Excesso de trabalho e fake news levam profissionais da saúde ao limite
Segundo estudo da Fiocruz, a pandemia impactou de modo significativo na vida de 95% desses combatentes
Falta de estrutura para os pacientes, jornada de trabalho dupla de 80 horas semanas, escassez de equipamentos de proteção individual e desinformação. O cenário da pandemia do novo coronavírus no Brasil é semelhante (ou pior) ao contexto de guerra. Os danos são severos para as pessoas que atuam para salvar vidas.
Nesta segunda-feira (22), a Fundação Oswaldo Cruz (Fiocruz) divulgou o resultado de uma pesquisa que analisou o impacto da pandemia no dia a dia dos profissionais de saúde, que contou com a participação de cerca de 25 mil pessoas.
Os dados expressam a realidade caótica, que cresceu exponencialmente nos últimos meses. 95% dos entrevistados confirmaram que a pandemia impactou “de modo significativo” em sua vida. Metade dos profissionais reclamou do excesso de trabalho, que para 45% foi apontado como forma de sobrevivência.
Alaíde Alves, 65 anos, trabalha há 42 anos como técnica de enfermagem na rede pública de São Paulo. A profissional precisou se afastar do trabalho por pertencer ao grupo de risco até receber a vacina. No retorno às atividades, ela observou que “o estresse dos funcionários impacta no relacionamento interpessoal. Um desconta no outro”, afirma.
Segundo a técnica, o movimento é reflexo da pressão que todos sofrem da organização da unidade. “Não temos nenhum suporte psicológico. Você já imaginou o que é trabalhar 80 horas semanais?”, desabafa ela, que viu um paciente com Covid-19 precisar ser isolado com um lençol. Para 10,4% dos entrevistados, a “insensibilidade de gestores para suas necessidades profissionais” agrava o problema.
Além do desamparo à saúde mental, itens básicos de proteção, como a máscara N95, são raridades. “Não podemos trocar nem semanalmente. Então, usamos a máscara cirúrgica por baixo. Alguns funcionários compram as suas por conta própria”, relata.
De acordo com o levantamento, 43,2% dos entrevistados não se sentem seguros dentro do ambiente de trabalho, principalmente pela escassez de Equipamentos de Proteção Individual (EPI). Assim como a Alaíde, 64% confessaram improvisar os itens oferecidos para evitar principalmente a contaminação dos pacientes que não estão com Covid-19.

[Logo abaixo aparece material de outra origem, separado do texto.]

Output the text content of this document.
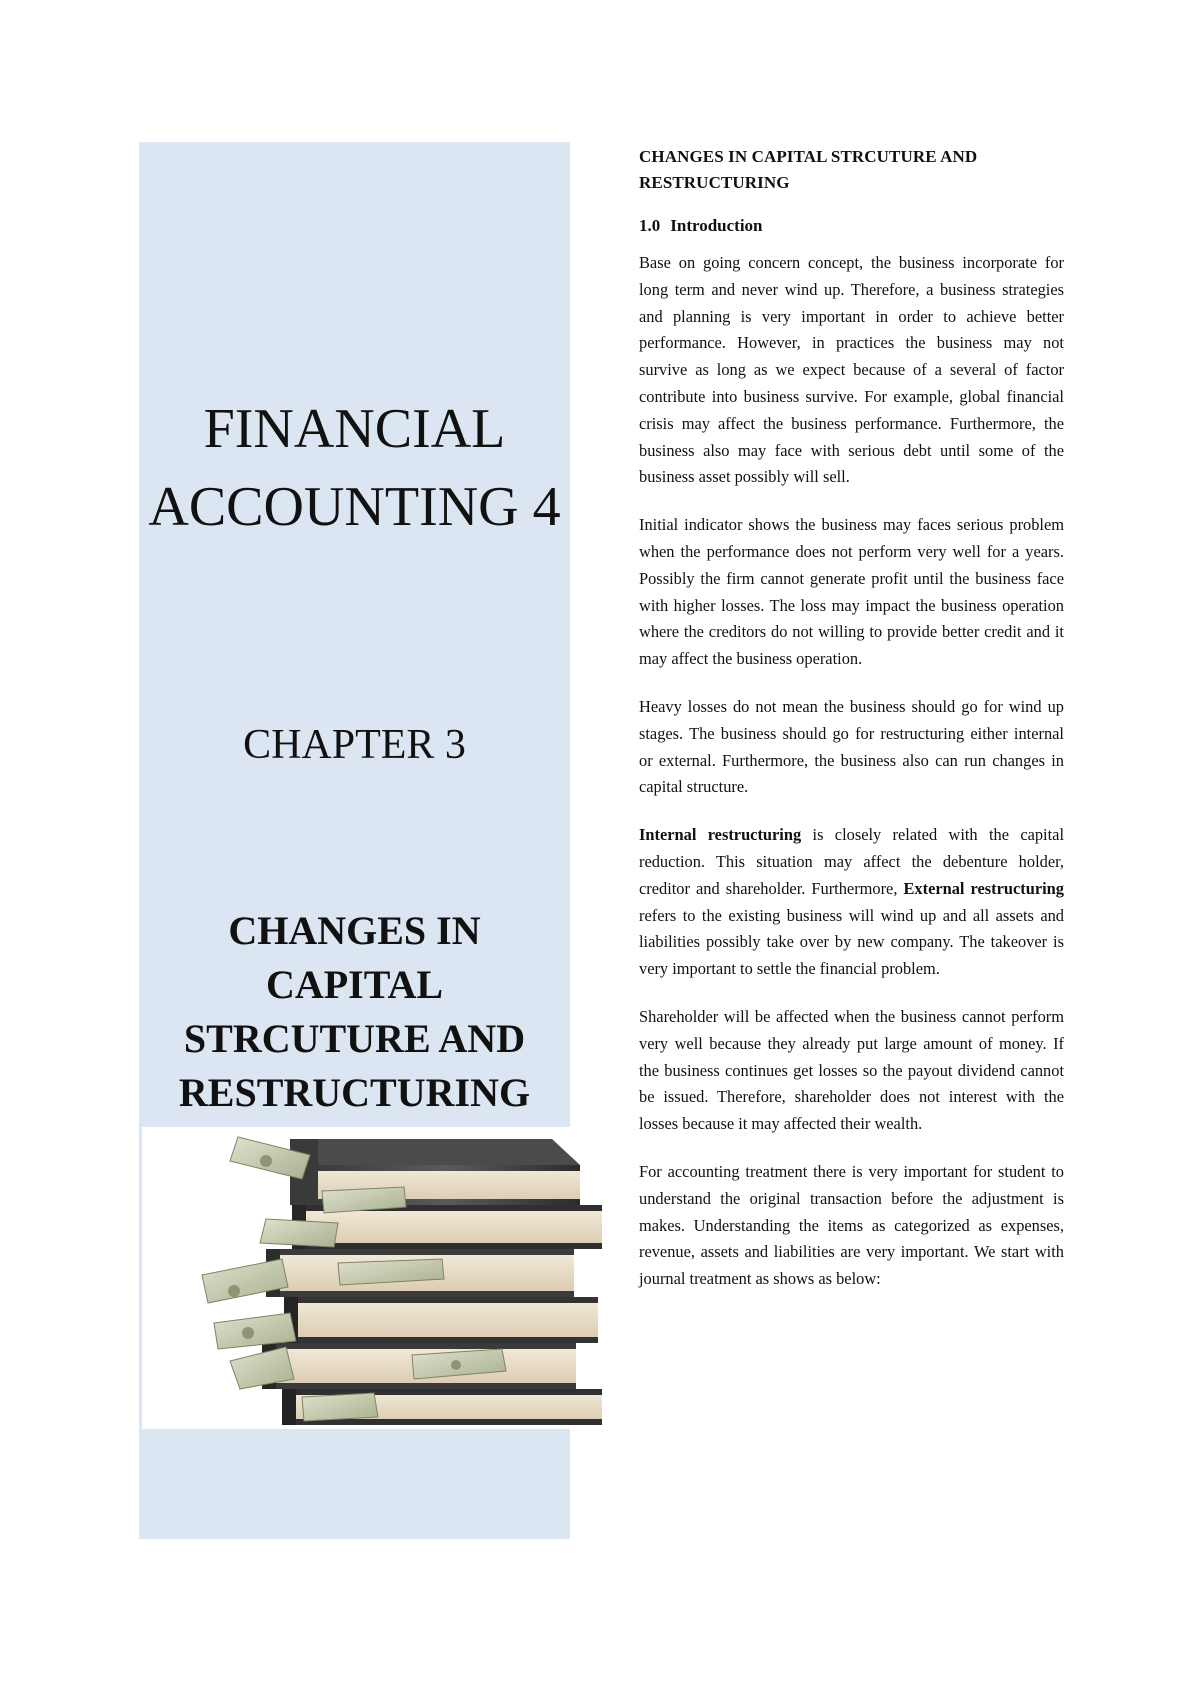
FINANCIAL
ACCOUNTING 4
CHAPTER 3
CHANGES IN
CAPITAL
STRCUTURE AND
RESTRUCTURING
CHANGES IN CAPITAL STRCUTURE AND RESTRUCTURING
1.0 Introduction

Base on going concern concept, the business incorporate for long term and never wind up. Therefore, a business strategies and planning is very important in order to achieve better performance. However, in practices the business may not survive as long as we expect because of a several of factor contribute into business survive. For example, global financial crisis may affect the business performance. Furthermore, the business also may face with serious debt until some of the business asset possibly will sell.

Initial indicator shows the business may faces serious problem when the performance does not perform very well for a years. Possibly the firm cannot generate profit until the business face with higher losses. The loss may impact the business operation where the creditors do not willing to provide better credit and it may affect the business operation.

Heavy losses do not mean the business should go for wind up stages. The business should go for restructuring either internal or external. Furthermore, the business also can run changes in capital structure.

Internal restructuring is closely related with the capital reduction. This situation may affect the debenture holder, creditor and shareholder. Furthermore, External restructuring refers to the existing business will wind up and all assets and liabilities possibly take over by new company. The takeover is very important to settle the financial problem.

Shareholder will be affected when the business cannot perform very well because they already put large amount of money. If the business continues get losses so the payout dividend cannot be issued. Therefore, shareholder does not interest with the losses because it may affected their wealth.

For accounting treatment there is very important for student to understand the original transaction before the adjustment is makes. Understanding the items as categorized as expenses, revenue, assets and liabilities are very important. We start with journal treatment as shows as below:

Como eles ficam por dentro
Após um ano imersos nessas condições extremas, os profissionais compartilharam quais são as principais alterações sofridas por eles. No topo do ranking está problema com sono (15,8%); seguido de irritabilidade, choro frequente e distúrbios em geral (13,6%); incapacidade de relaxar e estresse (11,7%); dificuldade de concentração e raciocínio lento (9,2%). Sentimentos, como tristeza e apatia, e até pensamentos suicidas também foram relatados, assim como alteração no apetite.
Aproximadamente um quarto dos entrevistados ainda definiu o trabalho como exaustivo e 14% como uma rotina “no limite da exaustão.” Segundo 90% desses profissionais, as notícias falsas prejudicam ainda mais o enfrentamento à doença.
Além de impactar no uso imprudente de medicamentos, as fake news impactam até na convivência deles com uma parcela negacionista da sociedade. 33,7% dos entrevistados já sofreu discriminação de vizinhos, por exemplo.